Monday, November 17, 2003

Southport blog.



Amazingly foggy this morning. So much that I didn't want to risk being a pedestrian in the suburbs, and drove the mile to the train station. Quintessential November, I'd say. One gray day blending into another, not exactly cold, or warm either, and all the leaves stripped from the trees and into the rain gutters of my house.



On Saturday Yuriko and I went on a rare date in the city, with our small children safely parked at a friendly and capable babysitter in a condo just off Lake Shore Drive. The weather was much as a November evening ought to be (see above, minus the fog). We were able to park about three blocks from our destination -- that's still possible even in some popular parts of the North Side, though overly fashionable districts like Lincoln Park are parking nightmares.



Around 6 p.m. we walked a bit along Southport, a north-sough street I used to know fairly well because some old friends of mine lived at a flat in the 3000 North block in the late 1980s. Since then, some retail development has occurred along the street; I spotted the mandatory Starbuck's on a corner that I'm certain never had one before 1990.



But that part of Southport still has most of its understated neighborhood charms. Three- and six-flats, corner bars, small shops, a church or two. We were some blocks south of the Music Box, a fine '20s-style moviehouse that succeeds as a revival and art house, and wandered past an establishment that I've read has the only hand-set bowling lanes left in the city. Looking in, we could see the three or four lanes, but no one was playing at that moment. It's really a place to sit around and drink.

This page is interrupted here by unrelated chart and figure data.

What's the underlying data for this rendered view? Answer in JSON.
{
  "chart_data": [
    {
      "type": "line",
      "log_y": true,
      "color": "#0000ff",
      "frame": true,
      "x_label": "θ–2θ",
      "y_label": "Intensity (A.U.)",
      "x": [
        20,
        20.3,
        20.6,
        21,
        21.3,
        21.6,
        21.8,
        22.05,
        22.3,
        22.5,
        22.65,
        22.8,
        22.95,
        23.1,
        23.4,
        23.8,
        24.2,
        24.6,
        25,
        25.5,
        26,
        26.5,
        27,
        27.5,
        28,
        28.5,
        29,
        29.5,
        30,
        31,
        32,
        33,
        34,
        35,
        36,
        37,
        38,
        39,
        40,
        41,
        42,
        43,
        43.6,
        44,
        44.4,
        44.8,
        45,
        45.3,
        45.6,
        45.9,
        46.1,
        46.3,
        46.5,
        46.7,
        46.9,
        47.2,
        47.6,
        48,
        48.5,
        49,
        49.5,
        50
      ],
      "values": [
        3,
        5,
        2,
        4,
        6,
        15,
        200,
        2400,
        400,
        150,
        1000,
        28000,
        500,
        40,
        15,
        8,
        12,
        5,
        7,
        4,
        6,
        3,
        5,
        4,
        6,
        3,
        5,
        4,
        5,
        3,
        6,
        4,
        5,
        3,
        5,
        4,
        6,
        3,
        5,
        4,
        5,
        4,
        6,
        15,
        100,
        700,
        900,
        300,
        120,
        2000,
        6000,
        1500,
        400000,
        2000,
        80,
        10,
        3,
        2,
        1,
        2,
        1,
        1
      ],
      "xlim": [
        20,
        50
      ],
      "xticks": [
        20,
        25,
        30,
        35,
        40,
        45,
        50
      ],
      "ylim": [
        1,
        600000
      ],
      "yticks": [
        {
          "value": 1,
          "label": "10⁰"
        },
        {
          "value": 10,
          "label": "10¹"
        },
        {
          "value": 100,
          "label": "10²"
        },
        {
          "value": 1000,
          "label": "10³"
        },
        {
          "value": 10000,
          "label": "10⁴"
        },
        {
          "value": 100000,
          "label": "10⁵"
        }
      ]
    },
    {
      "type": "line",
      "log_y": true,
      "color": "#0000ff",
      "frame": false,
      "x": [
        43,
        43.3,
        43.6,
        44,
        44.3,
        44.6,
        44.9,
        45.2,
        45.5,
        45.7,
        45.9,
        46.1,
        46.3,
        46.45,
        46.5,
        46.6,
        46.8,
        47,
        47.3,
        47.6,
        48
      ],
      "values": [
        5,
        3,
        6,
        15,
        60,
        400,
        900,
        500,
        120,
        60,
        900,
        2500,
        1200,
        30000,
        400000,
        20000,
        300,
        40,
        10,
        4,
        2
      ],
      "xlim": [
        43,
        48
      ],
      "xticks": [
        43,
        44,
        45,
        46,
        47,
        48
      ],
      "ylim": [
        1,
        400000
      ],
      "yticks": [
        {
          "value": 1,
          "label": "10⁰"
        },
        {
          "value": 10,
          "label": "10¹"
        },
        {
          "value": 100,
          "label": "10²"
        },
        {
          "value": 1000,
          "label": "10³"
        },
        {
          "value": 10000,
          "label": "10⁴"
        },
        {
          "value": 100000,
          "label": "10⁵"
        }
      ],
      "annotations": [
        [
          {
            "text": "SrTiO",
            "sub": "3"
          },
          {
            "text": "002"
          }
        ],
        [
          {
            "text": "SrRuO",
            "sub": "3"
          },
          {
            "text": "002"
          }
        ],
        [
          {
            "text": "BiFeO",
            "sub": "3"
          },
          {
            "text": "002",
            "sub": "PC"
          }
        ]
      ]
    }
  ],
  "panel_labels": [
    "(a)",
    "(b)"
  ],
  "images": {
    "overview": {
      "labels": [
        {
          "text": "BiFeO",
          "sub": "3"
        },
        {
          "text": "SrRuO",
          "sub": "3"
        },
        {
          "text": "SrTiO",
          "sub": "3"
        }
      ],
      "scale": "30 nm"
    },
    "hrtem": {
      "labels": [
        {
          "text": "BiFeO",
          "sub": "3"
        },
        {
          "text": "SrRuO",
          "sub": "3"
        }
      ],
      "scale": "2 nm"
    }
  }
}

At the intersection of Belmont and Southport is Schuba's Tavern, a place I've passed many times, but never ventured inside. It's very much a Chicago corner bar, a solid brick building dating from before World War I probably. The long, narrow bar is in front, with a room in back sporting cramped seating for 150 or so, for small musical acts. That’s what we came for -- Al Stewart at 7 p.m. The song I mentioned yesterday -- "The Coldest Winter in Memory" -- I heard for the first time when I heard him sing it on Saturday. He gave a fine show, more about which tomorrow.